Casalino had last year raised concerns about whether CMMI was getting plans in place quickly enough to spend its $10 billion. CMMI's roots in the 2010 health overhaul have attracted some GOP opposition despite some bipartisan support for the program's core mission. The health law  provided an initial $10 billion for CMMI to be used through fiscal 2019, with an expectation that another $10 billion would be provided for the following decade.

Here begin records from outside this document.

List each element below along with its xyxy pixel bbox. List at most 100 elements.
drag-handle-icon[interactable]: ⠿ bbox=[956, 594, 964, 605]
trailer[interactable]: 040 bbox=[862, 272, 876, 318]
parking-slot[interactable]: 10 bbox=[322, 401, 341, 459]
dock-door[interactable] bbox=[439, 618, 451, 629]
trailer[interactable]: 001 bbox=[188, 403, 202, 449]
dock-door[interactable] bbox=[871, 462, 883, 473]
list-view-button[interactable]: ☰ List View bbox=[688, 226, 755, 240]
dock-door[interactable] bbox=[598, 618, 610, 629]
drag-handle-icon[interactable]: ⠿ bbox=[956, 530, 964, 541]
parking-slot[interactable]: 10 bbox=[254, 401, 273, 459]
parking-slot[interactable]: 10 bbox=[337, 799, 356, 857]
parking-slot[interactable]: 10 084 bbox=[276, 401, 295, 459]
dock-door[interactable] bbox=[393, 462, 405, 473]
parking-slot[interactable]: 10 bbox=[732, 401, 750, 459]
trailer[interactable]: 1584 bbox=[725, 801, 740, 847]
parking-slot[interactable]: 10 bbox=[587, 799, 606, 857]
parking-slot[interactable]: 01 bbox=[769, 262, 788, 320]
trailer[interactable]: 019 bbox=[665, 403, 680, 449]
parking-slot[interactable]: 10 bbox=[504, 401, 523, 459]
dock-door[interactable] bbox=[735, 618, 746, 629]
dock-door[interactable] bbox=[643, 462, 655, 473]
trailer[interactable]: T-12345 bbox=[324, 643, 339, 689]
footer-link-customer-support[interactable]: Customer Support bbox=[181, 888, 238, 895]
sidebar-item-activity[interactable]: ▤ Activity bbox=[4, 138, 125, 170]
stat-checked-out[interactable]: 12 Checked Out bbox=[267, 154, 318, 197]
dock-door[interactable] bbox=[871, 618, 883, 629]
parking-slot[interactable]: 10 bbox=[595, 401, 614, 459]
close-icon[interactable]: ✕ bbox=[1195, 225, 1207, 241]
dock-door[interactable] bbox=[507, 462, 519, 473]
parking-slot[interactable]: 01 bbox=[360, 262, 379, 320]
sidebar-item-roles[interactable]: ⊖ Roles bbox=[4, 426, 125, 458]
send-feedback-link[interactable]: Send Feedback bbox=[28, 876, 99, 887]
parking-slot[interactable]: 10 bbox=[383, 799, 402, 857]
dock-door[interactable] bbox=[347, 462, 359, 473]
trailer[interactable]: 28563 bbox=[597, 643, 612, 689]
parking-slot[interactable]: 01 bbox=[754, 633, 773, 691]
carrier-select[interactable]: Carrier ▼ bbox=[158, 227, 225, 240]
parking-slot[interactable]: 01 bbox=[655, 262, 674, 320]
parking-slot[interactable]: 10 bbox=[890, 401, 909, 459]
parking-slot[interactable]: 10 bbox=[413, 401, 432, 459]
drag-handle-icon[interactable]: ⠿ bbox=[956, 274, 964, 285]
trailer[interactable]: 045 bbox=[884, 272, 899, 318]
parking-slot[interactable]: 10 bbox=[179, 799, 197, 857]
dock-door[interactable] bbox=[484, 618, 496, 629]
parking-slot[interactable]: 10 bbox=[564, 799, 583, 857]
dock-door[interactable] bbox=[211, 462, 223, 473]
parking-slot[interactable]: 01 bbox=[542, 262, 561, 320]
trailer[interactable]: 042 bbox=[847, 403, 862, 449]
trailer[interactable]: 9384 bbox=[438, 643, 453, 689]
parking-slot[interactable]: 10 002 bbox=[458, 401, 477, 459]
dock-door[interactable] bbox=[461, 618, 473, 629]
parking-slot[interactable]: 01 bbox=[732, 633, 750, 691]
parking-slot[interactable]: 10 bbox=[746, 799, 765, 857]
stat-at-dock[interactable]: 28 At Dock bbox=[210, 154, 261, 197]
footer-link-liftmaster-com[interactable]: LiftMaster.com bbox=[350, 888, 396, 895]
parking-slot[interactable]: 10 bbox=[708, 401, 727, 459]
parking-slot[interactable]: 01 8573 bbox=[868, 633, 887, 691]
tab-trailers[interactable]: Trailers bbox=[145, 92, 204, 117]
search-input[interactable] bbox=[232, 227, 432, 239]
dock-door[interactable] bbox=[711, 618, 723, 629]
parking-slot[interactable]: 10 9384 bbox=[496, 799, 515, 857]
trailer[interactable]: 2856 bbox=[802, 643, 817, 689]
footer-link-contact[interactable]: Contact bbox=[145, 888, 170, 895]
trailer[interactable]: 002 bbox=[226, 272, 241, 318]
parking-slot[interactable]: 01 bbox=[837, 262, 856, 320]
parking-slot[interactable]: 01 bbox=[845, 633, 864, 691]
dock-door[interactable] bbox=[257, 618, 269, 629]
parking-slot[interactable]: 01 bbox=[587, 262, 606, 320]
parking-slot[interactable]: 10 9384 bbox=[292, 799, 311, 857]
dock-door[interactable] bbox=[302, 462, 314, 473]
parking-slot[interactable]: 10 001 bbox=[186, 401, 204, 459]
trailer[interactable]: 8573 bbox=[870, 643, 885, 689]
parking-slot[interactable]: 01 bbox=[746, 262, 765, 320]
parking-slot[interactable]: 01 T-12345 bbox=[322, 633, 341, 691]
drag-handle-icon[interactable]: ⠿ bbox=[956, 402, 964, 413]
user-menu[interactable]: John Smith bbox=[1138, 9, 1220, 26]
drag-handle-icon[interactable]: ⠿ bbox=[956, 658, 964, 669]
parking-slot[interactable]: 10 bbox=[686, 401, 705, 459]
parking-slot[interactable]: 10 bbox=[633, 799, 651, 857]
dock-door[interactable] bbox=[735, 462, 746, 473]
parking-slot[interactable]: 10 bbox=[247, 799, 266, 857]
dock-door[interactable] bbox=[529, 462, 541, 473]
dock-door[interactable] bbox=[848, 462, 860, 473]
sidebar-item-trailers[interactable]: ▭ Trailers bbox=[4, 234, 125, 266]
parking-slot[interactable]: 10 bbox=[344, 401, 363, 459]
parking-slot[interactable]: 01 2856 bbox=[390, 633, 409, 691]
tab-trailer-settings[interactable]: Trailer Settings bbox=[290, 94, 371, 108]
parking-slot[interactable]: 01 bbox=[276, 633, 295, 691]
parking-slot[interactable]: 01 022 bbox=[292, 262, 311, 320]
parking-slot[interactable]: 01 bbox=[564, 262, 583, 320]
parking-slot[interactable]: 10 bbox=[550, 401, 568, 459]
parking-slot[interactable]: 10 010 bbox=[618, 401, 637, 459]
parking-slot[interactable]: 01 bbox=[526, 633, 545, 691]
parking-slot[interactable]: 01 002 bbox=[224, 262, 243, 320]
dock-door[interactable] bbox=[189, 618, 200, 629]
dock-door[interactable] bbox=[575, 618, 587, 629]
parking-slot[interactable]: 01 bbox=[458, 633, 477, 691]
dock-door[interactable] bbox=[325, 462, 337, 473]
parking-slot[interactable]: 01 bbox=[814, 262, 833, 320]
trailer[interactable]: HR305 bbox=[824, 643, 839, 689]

Budget politics make this second tranche of funds unlikely to materialize, even if a Democrat follows Obama as president.

In a May 2015 article published in the New England Journal of Medicine, Casalino had suggested that "it may be better to spend the money sooner rather than later" at CMMI. CMMI had only committed about a third of its $10 billion as of fiscal 2014.

The following month, House GOP appropriators made a bid to rescind $6.8 billion from CMMI. While this was unsuccessful, it could set a precedent for eyeing CMMI's untapped funds as an offset.

Some of CMMI's programs are on track to run well beyond the end of Obama's tenure.  A five-year program intended to encourage more coordination in the care of cancer patients is slated to start in mid-2016. A large program involving so-called accountable care organizations is set to end in 2020.

The CMMI initiative may have effects by changing the expectations about the quality of care attached to future policy decisions about Medicare payments, Burwell said.

"I feel like there are some standards that, even if we are gone, people are going to pursue if it is successful," she said.